Re: issue: unexpected results in optimizations

2023-12-12 Thread Jonathan Wakely via Gcc
Ignore the troll

On Mon, 11 Dec 2023, 17:28 Dave Blanchard,  wrote:

> Hi Jingwen,
>
> This is the same GCC which in recent versions produces something like two
> dozen extraneous, useless, no-op instructions when doing a simple 64-bit
> math operation on 32-bit systems, and does not use SSE properly either. In
> each major release these problems get worse. The code generator is clearly
> in a state of slow degradation, starting about GCC version 5 or 6--not
> coincidentally the same time when the major version numbers started
> increasingly so rapidly, although it really has been junk since the
> beginning.
>
> Stefan Kanthak hammered this point home numerous times on this list, much
> to the ire of people like Jonathan Wakely who called him a noob, telling
> him to "go file a bug" in a filing cabinet in some obscure corner of a
> disused lavatory so that it can be safely ignored, and so on.
>
> It seems that if correct code generation and optimization is important to
> you (as it should be), GCC is NOT the compiler to be using. I'm all the
> time discovering new and crazy problems with this convoluted pile of junk.
> My recent foray into bootstrapping GNAT (ADA) has opened up yet another can
> of worms. It's broken on GCC 10, and even more broken on GCC 9, and this
> despite 30+ years of development.
>
> Sometimes these days I even blame GCC when it wasn't at fault after all,
> because it's making itself into more and more of a likely suspect as the
> years go by.
>
> I haven't examined the code output of Clang to see how it compares, but
> it's worth serious investigation.
>
> Dave
>


Re: issue: unexpected results in optimizations

2023-12-12 Thread David Brown via Gcc

Hi,

First, please ignore everything Dave Blanchard writes.  I don't know 
why, but he likes to post angry, rude and unhelpful messages to this list.
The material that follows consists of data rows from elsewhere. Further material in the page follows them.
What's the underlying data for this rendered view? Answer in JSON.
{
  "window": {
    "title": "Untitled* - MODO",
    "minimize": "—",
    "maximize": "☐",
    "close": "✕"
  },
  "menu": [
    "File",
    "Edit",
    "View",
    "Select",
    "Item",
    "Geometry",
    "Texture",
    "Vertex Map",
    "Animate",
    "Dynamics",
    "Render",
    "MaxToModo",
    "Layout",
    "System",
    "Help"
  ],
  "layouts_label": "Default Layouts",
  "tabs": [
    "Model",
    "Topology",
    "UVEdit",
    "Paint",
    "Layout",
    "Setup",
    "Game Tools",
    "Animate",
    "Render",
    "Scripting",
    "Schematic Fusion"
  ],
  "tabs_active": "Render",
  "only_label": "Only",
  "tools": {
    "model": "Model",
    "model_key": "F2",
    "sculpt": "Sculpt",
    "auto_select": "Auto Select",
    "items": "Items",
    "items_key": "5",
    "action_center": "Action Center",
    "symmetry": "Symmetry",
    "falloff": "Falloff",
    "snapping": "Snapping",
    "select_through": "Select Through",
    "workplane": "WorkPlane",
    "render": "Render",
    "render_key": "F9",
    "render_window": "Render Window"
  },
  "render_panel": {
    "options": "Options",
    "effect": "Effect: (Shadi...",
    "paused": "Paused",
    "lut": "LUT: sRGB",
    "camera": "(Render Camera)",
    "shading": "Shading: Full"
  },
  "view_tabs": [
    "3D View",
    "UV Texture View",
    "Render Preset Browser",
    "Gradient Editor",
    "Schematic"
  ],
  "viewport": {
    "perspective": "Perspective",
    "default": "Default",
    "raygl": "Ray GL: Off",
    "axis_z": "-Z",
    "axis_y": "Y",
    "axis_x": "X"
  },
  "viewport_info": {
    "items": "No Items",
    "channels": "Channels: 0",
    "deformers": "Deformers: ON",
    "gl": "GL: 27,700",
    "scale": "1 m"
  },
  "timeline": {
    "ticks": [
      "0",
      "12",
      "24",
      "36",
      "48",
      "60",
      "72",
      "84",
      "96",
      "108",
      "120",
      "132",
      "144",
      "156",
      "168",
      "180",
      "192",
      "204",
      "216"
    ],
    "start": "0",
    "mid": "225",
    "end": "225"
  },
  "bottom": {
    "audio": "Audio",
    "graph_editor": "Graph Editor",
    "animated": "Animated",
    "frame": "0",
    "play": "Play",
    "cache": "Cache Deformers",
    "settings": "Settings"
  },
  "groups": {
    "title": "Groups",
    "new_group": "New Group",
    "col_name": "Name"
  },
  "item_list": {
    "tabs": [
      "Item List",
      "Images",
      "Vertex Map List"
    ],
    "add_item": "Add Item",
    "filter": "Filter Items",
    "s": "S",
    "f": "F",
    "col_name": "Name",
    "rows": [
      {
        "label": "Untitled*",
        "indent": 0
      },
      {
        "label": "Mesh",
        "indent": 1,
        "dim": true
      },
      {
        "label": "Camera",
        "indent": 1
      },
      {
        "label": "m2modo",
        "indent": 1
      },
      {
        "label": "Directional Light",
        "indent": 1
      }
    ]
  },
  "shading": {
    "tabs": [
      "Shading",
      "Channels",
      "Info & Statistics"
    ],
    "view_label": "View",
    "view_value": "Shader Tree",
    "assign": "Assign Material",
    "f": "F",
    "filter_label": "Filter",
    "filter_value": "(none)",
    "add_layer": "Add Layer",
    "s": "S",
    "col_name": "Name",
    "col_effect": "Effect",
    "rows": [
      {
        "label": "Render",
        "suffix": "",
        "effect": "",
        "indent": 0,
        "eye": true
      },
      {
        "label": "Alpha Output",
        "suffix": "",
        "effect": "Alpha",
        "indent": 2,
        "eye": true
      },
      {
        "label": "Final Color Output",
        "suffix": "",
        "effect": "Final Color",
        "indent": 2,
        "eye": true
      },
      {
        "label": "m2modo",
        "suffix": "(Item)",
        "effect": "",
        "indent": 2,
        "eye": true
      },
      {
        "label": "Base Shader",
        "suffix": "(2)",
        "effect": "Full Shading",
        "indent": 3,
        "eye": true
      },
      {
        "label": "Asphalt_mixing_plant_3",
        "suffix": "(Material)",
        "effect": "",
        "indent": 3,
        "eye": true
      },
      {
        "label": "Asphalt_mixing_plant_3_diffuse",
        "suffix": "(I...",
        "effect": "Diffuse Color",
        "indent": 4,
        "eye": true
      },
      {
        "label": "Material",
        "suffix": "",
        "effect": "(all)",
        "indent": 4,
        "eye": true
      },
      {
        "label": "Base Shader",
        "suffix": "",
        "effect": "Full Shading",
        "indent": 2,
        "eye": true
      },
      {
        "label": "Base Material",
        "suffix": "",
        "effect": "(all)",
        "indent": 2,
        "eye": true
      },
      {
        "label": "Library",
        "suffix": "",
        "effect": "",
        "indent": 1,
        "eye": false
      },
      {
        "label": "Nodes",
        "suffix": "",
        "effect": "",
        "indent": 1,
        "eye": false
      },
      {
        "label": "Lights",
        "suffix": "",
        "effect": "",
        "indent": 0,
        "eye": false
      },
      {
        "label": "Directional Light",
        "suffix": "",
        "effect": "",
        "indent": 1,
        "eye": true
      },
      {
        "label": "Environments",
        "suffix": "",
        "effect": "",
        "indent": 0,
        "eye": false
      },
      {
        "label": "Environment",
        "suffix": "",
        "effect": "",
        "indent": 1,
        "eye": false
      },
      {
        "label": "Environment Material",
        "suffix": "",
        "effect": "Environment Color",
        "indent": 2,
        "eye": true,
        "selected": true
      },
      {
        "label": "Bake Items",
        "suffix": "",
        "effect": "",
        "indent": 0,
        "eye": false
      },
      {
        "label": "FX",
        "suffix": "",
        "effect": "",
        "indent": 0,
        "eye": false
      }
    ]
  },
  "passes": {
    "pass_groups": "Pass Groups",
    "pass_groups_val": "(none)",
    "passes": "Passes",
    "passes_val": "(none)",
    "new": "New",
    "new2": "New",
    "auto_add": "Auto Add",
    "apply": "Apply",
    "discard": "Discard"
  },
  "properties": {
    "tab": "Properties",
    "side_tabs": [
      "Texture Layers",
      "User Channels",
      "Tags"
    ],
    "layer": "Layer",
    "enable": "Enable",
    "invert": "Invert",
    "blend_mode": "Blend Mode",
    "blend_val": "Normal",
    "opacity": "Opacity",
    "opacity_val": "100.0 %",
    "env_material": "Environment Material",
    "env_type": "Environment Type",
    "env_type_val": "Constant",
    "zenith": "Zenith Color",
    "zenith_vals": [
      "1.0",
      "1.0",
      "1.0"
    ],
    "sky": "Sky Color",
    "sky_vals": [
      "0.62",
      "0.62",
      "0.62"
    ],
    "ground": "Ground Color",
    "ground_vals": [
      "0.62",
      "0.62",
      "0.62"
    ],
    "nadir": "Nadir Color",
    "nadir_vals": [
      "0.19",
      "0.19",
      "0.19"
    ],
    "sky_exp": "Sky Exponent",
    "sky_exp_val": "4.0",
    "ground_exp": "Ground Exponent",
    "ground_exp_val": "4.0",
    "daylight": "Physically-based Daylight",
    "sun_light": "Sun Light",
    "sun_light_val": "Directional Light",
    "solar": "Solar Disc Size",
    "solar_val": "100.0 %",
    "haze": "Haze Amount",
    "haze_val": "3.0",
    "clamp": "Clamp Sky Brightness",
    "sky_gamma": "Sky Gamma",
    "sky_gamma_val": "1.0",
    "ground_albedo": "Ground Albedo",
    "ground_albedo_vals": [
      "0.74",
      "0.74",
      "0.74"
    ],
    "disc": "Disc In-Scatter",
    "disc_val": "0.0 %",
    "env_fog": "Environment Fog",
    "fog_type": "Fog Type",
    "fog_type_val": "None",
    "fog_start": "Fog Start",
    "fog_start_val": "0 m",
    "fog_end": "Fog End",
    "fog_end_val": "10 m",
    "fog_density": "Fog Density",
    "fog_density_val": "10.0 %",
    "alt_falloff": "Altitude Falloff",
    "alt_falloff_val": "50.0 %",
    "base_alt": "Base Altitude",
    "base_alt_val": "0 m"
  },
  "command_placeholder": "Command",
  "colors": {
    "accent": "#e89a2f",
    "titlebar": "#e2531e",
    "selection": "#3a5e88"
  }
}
Secondly, this is the wrong list.  gcc-help would be the correct list, 
as you are asking for help with gcc.  This list is for discussions on 
the development of gcc.


Thirdly, if you want help, you need to provide something that other 
people can comprehend.  There is very little that anyone can do to 
understand lumps of randomly generated code, especially when it cannot 
compile without headers and additional files or libraries that we do not 
have.


So your task is to write a /minimal/ piece of stand-alone code that 
demonstrates the effect that concerns you.  It is fine to use standard 
headers like , but no external headers like this "csmith" 
stuff.  Aim to make it small enough to be included directly in the text 
of the post, not as an attachment.  Include the compiler version(s) you 
tried, the command line flags, what you expect the results to give, and 
what wrong results you got.


Always do development compiles with comprehensive sets of warnings.  I 
managed to take a section of your code (part that was different between 
the "initial.c" and "transformed.c") and compile it - there were lots of 
warnings.  There are a lot of overflows in initialisations, pointless 
calculations on the left of commas, and other indications of badly 
written code.  There were also static warnings about undefined behaviour 
in some calculations - and that, most likely, is key.


When code has undefined behaviour, you cannot expect the compiler to 
give any particular results.  It's all down to luck.  And luck varies 
with the details, such as optimisation levels.  It's "garbage in, 
garbage out", and that is the explanation for differing results.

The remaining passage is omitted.